Kazuaki Nagayama, Yuya Suzuki, Daisuke Fujiwara
Vol. 8 (2019) p.163-169

Cells sense the mechanical properties of their surrounding environment and activate intracellular signaling pathways that play important roles in cell survival, proliferation, differentiation, and migration. Migration of cells into an injury site is crucial for repair after injury and requires cytoskeletal reorganization and remodeling of focal adhesions that connect the cytoskeleton to the extracellular matrix. Thus, it is possible that a directional cyclic stretch stimulation of cells may facilitate the wound healing process and establish ordered tissue formation. Here, we investigated the effects of directional cyclic uniaxial stretch on wound repair processes of monolayer epithelial-like cells that was scratch wounded. We controlled the direction of scratched wound in cell tissue to be i) perpendicular to the stretch direction (perpendicular stretch), ii) parallel to the direction of the zero normal strain in the substrate θ0 (~60º) (oblique stretch), and iii) parallel to stretch direction (parallel stretch).
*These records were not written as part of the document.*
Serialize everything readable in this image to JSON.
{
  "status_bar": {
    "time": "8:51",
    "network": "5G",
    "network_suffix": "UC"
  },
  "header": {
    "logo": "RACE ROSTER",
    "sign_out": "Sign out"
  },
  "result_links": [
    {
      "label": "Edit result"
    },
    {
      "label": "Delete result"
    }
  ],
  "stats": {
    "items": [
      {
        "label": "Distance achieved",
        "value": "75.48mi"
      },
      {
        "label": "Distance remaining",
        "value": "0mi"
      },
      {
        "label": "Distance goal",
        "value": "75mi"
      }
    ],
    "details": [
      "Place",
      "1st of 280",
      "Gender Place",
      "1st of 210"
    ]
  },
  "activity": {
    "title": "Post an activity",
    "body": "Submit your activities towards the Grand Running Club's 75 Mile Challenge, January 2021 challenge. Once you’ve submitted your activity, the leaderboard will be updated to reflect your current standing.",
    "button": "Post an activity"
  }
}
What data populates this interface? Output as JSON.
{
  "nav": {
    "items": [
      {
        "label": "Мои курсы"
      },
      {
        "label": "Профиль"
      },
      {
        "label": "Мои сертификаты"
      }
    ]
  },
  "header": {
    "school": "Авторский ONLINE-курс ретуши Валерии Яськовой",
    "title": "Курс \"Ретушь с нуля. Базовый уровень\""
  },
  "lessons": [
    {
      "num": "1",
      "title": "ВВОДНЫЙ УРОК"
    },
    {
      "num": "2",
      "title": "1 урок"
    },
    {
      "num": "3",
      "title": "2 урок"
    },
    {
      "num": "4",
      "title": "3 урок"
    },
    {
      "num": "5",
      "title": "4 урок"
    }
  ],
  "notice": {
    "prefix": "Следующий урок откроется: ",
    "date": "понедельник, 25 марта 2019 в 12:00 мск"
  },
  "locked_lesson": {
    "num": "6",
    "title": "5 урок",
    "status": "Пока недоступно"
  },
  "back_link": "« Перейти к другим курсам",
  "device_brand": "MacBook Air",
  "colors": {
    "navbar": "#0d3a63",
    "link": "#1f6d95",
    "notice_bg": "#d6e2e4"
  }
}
We found that cyclic stretching perpendicular to the scratched wound direction did not improve cell migration, whereas oblique stretching, by which cells were induced to align in the zero normal strain direction θ0, significantly facilitated cell migration for wound closure even though the migration direction was varied. We further found that cell migration for wound closure was improved most efficiently by cyclic stretching parallel to the wound direction, which facilitated polymerization of actin cytoskeleton aligning in the migration direction and vinculin–actin interactions. These results indicate that cell migration for wound healing is significantly influenced not only by the normal strain applied to cells but also by shear strain under cyclic strain fields, and cells for wound healing preferentially migrate to the direction in which both the normal and shear strains applied to them become smaller.